Flexibility of polyamide 12 has been increased with incorporation of SEBS-g-MA copolymer. Tensile modulus and strength decrease while ductility and toughness increase. SEBS-g-MA polymer provides a surface for the crystallization of PA12 enhancing its crystallinity but flexibility of SEBS-g-MA dominates the overall properties. The decrease in modulus and strength as well as increase in the elongation-at-break of the PA12 resulted from the softening effect of SEBS-g-MA which overrides the enhancement of crystallinity facilitating the molecular chain mobility of PA12.

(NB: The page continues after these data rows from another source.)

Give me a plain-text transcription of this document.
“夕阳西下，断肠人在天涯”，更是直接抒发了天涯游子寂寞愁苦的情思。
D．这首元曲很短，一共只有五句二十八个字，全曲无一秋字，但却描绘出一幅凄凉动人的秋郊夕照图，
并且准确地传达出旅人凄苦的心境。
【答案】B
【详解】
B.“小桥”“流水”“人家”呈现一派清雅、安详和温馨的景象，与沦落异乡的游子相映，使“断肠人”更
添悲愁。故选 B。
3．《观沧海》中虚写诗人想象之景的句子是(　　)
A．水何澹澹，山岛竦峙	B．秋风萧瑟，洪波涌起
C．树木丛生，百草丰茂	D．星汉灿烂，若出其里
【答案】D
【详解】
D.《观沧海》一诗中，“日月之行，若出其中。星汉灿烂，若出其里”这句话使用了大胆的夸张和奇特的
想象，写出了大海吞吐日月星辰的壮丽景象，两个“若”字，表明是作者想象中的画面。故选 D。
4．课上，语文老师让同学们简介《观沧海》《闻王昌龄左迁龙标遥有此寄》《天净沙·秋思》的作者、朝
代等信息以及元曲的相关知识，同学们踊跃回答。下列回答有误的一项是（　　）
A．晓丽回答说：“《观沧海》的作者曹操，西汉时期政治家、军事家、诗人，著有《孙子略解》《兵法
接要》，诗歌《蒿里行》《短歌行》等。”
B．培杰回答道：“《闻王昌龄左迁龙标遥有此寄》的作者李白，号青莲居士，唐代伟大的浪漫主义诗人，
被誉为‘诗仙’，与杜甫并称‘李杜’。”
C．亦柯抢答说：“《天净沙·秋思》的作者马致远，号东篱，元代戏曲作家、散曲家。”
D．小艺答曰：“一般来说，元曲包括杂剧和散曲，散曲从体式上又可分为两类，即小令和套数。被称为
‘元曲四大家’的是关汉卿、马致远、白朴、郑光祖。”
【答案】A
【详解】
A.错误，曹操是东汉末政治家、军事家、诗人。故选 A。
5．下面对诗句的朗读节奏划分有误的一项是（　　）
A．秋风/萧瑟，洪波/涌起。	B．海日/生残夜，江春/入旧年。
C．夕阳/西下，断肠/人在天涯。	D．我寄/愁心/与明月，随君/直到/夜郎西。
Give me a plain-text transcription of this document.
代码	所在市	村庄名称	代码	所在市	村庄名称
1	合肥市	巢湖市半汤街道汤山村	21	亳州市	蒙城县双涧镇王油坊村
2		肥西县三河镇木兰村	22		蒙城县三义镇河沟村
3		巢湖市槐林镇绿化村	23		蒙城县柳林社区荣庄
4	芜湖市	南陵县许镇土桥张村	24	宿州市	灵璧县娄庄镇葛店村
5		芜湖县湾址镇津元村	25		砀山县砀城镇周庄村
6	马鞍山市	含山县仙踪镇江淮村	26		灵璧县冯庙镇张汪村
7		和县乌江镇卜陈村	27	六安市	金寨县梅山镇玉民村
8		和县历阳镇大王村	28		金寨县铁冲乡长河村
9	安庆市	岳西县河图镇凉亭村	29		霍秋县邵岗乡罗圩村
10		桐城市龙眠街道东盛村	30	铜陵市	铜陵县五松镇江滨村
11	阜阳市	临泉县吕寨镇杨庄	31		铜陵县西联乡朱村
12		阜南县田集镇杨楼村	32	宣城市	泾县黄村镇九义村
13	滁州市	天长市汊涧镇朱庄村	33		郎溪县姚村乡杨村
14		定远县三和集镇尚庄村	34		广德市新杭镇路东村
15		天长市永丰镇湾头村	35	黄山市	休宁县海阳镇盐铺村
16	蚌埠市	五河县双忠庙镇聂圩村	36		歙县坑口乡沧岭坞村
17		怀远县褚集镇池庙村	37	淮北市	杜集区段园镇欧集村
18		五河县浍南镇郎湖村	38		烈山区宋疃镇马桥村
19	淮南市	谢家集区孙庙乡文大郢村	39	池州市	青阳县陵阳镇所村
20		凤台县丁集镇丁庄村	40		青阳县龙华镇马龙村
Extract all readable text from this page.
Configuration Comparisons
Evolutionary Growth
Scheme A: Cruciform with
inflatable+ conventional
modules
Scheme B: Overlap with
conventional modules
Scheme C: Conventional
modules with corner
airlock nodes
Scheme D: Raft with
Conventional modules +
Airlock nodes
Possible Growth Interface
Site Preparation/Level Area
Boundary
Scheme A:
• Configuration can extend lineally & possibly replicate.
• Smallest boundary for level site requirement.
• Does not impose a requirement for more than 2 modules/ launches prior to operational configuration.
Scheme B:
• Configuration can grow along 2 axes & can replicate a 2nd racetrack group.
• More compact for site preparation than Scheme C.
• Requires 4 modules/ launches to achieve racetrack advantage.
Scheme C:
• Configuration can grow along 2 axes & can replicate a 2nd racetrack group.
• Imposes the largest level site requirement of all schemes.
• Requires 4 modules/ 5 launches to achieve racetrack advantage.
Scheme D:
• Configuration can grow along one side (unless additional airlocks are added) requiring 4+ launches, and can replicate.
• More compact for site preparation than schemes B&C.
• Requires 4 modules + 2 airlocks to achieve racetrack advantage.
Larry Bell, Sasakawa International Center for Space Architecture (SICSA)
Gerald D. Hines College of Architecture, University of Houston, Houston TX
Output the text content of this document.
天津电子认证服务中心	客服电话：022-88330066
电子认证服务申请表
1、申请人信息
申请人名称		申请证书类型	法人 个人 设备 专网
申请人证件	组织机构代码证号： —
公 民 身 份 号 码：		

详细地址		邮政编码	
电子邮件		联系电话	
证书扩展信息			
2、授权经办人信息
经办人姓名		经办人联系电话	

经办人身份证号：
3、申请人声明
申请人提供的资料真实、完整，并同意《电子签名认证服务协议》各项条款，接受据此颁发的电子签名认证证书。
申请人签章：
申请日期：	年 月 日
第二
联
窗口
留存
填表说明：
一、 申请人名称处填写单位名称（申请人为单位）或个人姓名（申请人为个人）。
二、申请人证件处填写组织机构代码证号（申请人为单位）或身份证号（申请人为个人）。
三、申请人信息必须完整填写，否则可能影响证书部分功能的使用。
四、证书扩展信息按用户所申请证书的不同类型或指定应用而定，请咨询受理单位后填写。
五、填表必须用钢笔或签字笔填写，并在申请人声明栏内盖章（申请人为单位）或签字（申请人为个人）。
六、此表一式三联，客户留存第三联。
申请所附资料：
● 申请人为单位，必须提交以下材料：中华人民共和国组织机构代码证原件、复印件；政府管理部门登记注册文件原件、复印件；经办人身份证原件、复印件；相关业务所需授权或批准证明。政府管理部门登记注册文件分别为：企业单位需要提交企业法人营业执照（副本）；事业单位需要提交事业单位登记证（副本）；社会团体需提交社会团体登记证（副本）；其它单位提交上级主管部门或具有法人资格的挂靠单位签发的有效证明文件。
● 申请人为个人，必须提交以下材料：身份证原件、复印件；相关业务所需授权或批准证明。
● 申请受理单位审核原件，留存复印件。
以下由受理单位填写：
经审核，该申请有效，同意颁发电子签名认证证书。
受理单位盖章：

The microstructure has controlled the properties of the blends which also depend on the processing conditions, while the work here only studied the performance of the final product at one condition (screw speed 300 rpm, temperature 220–240 °C). SEM observations indicated finer and globular morphology of the dispersed phase, as a result of particles breakup phenomenon at lower concentration of SEBS-g-MA and co-continuous morphology due to coalescence with higher elastomer contents. Significant increase in impact strength by about 1.3 to 7.3 times that of PA12 was observed. The blends showed ductile behavior, the ductility increases with decrease in interparticle distance. Tearing of rubber particles and the interphase caused stress whitening, which is responsible for the improved impact properties. The elastomer phase acts as a barrier to the crack propagation, therefore enhancing the failure energy of the blends.